There's something I find very funny about Ciudad Juarez. All the local buses have painted on their rear doors: Quejas? And a phone number. It's something like, "How's my driving?" But I prefer the Mexican version because it acknowledges the obvious motive for someone to jot down the number in traffic, and doesn't try to fool the reader/fellow driver into believing that some people might be calling to say, "That driver was being so cautious; he didn't cut me off once!" It just says, if ya' don't like what you see - here you go - call the number; we're ready.
But I have a different take on it. I think this number should be used to complain about, oh, just about anything one feels like. They should staff the phone line with sympathetic operators who will just listen, agree, and say meaningless things like, "I know, I know! But what can ya' do about it?" or, "Mmm hmm, no kidding, I agree!"
If you'll allow me, I'd like to get on that line for a bit, because I think I could come up with a few local quejas myself. So, Mr. 616-45-19, here's what I'd say:
- Ay this desert climate! Days after arriving into the high Chihuahuan desert my fingertips began to wrinkle and haven't unfolded since. Have you ever gotten Super-Glue on your fingertips by accident and for a while you can't feel anything right? Yeah, that's what it's like all the time for me. And yes, I use lotion. I use Norwegian Sailor hand cream. I use Working Hands stuff that only diesel mechanics need. I slather my hands in bag balm every night before turning off the light. (Naw, cat hair doesn't stick to bag balm...). NOTHING HELPS. My hands re-plump slightly overnight, but as soon as they feel this dang desert dryness and hard water in the morning, it's Prune City all over again.
- Which brings me to the hard water. Water should not leave stains on surfaces, it's water after all, right? It's supposed to CLEAN things, not mark them. White high-tide lines mark all our sinks, shower doors, stainless steel stove top and tub tiles. And have you seen my flat, dull, dried-out hair? My god! And it makes some salty tea! Geez.
- Can I talk about the roads now? I mean the actual surface of the roads, not the drivers or city layout. The combination of constant sun and high temps, lack of rain, dust, motor oil and tire rubber has burnished the Juarez streets to a high sheen akin to glazing a ceramic tile. Because of this shiny smooth surface, the car tires squeal at every move. Going from 20 to 6 mph to carefully turn into your driveway? SQUEEEAAALLLL! Making a U-turn at 12 mph? That'll sound like a bank robber getaway car, for sure. And it's not only the sound, it's also the glare that comes up off the streets, obliterating any lane lines. For some reason, the El Paso streets don't squeak and shine like this. There must be some secret ingredient in the paving materials here that cause even the softest of new tennis shoes to squeak-squeak-squeak as one walks down the road.
- Spiders and roaches and scorpions - Oh My!

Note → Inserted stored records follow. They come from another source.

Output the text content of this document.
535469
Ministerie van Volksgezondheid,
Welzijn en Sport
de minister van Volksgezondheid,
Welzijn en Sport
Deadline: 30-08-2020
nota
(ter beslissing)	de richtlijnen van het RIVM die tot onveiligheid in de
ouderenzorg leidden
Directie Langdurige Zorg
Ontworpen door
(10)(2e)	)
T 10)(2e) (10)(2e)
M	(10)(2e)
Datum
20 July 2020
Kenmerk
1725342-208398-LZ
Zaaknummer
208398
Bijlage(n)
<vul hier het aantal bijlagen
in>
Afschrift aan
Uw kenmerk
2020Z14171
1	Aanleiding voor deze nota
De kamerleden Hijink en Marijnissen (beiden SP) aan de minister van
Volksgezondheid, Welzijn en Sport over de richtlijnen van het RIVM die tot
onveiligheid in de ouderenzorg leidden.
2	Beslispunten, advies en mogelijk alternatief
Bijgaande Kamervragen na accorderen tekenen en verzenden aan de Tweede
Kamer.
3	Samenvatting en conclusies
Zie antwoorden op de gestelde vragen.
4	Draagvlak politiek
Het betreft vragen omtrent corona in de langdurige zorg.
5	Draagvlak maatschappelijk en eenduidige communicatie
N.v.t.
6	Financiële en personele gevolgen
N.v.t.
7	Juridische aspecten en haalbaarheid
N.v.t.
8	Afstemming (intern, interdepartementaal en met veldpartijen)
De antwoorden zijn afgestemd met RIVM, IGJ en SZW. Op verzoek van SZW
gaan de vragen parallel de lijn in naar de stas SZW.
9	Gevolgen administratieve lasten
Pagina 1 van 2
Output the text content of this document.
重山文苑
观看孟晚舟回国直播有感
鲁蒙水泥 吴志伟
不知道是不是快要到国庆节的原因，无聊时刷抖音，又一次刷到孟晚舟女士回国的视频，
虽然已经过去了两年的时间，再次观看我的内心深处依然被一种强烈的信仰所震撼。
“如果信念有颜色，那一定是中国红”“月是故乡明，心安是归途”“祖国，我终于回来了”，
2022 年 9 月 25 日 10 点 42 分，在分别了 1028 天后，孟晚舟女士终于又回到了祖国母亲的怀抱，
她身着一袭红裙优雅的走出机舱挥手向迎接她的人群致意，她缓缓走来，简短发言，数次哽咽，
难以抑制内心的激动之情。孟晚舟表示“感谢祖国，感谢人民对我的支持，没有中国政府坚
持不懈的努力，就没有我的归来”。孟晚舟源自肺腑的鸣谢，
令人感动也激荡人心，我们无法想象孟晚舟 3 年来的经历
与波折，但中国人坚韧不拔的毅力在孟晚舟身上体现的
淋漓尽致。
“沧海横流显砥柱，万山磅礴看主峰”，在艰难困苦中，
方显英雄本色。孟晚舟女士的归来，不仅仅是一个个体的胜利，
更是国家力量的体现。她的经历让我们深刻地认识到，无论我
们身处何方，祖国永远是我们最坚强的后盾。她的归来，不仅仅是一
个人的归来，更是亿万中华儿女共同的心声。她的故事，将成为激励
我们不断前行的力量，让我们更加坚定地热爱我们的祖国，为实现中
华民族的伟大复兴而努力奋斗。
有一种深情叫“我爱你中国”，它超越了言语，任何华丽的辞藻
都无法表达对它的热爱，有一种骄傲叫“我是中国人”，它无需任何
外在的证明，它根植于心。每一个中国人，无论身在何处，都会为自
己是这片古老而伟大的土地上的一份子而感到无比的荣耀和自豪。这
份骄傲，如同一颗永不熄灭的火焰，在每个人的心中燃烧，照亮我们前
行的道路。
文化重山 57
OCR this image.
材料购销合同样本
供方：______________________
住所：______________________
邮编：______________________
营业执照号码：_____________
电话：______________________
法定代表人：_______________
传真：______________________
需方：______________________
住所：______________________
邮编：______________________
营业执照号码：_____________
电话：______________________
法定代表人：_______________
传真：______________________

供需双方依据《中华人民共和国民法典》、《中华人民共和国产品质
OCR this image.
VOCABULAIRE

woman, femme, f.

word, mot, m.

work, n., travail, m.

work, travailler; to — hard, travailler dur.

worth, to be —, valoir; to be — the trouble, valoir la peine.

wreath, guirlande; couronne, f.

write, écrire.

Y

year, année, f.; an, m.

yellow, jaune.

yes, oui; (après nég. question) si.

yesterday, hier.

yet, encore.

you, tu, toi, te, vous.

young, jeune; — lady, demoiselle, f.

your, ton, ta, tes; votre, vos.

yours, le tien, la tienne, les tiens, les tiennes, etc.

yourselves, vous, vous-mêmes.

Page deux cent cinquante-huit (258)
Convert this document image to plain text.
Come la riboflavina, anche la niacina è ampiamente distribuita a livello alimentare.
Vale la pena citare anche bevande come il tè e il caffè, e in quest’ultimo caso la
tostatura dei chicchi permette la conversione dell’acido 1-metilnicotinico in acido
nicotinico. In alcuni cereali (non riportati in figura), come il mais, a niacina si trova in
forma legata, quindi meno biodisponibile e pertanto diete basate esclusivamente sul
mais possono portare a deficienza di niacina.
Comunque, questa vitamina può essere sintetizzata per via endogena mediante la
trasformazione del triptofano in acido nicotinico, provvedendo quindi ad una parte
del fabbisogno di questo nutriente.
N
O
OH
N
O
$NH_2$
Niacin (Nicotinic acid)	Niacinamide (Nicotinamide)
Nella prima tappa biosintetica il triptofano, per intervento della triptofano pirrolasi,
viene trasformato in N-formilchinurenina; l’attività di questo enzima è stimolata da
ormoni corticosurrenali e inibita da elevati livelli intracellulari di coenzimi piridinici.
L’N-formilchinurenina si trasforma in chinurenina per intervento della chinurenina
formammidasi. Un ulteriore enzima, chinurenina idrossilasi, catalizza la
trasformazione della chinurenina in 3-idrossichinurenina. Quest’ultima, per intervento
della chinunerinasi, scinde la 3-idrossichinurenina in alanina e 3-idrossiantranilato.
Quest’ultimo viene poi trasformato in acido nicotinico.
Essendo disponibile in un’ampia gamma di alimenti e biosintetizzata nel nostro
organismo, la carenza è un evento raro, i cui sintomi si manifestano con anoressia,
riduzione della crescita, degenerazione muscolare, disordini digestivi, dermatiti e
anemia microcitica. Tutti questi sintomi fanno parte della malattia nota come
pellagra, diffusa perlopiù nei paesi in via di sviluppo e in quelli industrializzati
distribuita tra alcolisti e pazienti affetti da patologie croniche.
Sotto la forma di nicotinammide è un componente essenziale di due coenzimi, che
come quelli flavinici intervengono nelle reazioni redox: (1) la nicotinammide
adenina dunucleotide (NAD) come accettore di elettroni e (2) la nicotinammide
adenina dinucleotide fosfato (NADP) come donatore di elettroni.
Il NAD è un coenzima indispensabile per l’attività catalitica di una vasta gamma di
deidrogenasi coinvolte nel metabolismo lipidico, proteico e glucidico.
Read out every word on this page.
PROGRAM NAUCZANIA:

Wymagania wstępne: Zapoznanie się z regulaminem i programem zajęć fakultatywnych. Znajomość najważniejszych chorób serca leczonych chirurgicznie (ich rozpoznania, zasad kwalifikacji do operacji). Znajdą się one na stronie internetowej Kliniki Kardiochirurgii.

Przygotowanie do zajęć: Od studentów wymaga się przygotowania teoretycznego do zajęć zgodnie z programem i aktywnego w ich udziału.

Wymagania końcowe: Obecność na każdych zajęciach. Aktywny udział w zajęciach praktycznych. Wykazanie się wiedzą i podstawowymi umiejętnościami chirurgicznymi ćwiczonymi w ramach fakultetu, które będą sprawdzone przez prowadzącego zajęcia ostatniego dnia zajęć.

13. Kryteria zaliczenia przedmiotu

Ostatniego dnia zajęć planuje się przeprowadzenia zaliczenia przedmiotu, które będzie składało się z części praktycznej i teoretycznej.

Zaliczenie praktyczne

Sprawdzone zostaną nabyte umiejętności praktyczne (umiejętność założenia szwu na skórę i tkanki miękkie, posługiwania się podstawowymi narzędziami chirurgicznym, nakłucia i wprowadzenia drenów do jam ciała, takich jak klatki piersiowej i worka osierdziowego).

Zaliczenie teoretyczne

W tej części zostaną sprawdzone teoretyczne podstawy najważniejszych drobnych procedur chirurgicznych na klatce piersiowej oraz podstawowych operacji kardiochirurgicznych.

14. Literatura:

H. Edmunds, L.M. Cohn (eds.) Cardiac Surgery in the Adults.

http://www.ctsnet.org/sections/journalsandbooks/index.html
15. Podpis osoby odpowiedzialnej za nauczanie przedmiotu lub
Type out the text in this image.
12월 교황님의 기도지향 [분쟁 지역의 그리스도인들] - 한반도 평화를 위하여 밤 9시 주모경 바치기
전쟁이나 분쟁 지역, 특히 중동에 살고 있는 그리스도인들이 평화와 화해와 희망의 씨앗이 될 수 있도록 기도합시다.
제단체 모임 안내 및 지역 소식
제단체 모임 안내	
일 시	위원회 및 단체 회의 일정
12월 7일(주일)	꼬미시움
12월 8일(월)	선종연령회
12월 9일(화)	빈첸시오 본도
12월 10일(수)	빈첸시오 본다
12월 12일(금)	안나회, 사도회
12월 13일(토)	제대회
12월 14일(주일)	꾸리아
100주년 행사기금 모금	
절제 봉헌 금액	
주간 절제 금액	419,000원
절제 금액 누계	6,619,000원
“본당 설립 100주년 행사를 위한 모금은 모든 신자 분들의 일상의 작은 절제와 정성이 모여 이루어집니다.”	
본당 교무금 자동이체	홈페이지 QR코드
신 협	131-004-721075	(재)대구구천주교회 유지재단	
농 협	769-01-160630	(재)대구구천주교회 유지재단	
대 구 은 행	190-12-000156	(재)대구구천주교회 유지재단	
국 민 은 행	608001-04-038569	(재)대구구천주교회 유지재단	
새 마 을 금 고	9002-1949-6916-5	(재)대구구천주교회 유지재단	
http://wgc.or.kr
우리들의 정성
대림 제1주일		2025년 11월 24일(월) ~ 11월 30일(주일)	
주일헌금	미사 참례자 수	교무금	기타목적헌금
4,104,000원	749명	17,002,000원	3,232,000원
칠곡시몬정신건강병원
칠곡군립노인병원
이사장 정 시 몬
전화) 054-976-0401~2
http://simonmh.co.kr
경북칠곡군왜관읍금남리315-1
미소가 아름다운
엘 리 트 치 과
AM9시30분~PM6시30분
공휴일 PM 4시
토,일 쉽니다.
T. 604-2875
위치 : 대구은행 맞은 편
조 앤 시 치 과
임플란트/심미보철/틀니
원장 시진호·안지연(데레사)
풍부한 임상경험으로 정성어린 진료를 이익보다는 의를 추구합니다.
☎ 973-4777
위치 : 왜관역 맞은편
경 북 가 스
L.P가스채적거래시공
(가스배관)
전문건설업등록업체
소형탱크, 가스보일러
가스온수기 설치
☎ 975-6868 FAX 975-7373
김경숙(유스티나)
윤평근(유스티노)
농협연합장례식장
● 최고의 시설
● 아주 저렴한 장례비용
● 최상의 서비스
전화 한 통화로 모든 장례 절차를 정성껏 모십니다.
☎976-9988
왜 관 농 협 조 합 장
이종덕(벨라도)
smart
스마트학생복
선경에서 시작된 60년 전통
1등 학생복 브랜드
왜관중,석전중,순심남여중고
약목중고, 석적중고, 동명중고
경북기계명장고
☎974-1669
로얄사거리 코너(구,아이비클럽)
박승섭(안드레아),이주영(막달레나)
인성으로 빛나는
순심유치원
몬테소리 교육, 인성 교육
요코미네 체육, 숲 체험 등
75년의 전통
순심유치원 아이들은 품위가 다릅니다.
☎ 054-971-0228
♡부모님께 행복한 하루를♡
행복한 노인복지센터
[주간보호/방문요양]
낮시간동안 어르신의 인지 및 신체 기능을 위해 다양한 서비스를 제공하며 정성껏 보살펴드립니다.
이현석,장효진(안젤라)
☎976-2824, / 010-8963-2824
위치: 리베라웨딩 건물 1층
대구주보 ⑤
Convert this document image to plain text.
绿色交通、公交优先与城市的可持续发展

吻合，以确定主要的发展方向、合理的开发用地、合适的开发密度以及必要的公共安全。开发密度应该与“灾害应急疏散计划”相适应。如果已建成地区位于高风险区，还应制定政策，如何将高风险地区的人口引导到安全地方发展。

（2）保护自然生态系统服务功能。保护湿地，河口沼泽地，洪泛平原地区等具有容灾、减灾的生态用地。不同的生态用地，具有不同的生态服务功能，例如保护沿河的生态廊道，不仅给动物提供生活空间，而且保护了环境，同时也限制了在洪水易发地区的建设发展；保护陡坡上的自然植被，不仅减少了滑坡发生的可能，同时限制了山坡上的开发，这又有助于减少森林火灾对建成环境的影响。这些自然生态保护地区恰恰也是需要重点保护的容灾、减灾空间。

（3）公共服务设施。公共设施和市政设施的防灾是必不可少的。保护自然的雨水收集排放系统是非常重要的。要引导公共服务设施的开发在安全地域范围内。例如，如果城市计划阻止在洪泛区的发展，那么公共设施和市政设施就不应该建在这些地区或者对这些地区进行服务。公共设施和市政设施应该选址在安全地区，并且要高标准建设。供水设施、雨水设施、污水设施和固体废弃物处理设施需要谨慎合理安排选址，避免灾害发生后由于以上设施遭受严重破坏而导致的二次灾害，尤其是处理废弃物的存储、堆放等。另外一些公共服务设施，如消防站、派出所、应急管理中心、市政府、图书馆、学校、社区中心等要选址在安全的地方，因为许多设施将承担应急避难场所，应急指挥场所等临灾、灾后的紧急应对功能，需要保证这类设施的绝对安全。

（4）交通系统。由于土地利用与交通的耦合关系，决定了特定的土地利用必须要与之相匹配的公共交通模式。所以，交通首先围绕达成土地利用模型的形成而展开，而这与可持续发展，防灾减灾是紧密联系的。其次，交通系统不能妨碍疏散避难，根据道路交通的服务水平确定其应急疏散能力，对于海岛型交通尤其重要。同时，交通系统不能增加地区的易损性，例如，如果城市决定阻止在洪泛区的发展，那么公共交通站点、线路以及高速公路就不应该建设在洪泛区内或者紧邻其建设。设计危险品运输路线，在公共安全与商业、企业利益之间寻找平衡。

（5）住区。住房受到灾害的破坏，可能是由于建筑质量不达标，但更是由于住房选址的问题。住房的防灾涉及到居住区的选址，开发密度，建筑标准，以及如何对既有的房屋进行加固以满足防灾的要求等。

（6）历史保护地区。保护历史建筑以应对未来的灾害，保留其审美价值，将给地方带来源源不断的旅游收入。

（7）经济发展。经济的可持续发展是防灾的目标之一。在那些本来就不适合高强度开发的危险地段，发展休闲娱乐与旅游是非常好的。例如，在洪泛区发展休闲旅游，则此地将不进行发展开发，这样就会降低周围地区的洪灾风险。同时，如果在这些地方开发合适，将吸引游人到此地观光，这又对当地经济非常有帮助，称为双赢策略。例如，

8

So far, we haven't seen a scorpion in the house or yard yet (sound of hearty knocking on wooden dinner table in background), but pretty much all of our coworkers have. One, in fact, took a picture of the nastiest, scariest looking thing. This isn't his actual picture, but it looked just like this. Yeah, it was dark black and looked like it could surely could drop a cow with a single sting. Actually, my coworker later learned that this was the harmless type that ate other bad bugs in the yard, but my goodness, would you have waited around to find out if it were friend or foe? Not me.
- Did I mention we also have black widow spiders and big ole' roaches here? I've only seen the latter so far, a half-dozen of the buggers have wandered into our kitchen from outside, but we've been warned about the former. I refer to our garden shed as the Benevolent Home for Spiders and Scorpions and don't open the shed without first banging on the door and loudly announcing my presence. It's only a matter of time...
- The wind! Dust storms wind winds of 50 mph regularly blow through the region during the springtime. After the events in Oklahoma and Texas one could hardly call this a true queja, right? But I'm going to anyway. The fine dust and sand is picked up in a hot wind and blasted against man, beast, home and car radiator. What's the best way to remove paint from a house? A sandblaster, of course! So that's what is happening to our door frames and window trims on a continual basis. But what about applying that sandblasting effect to softer things, like skin and eyes? Mmm hmm, you got it. The first two months here found me in the ophthalmologist's office more than once for various eye problems due to this dusty, furnace-like wind.
Okay, it's time to get off the Quejas bus and back to reality. Thank you for listening; I feel much better.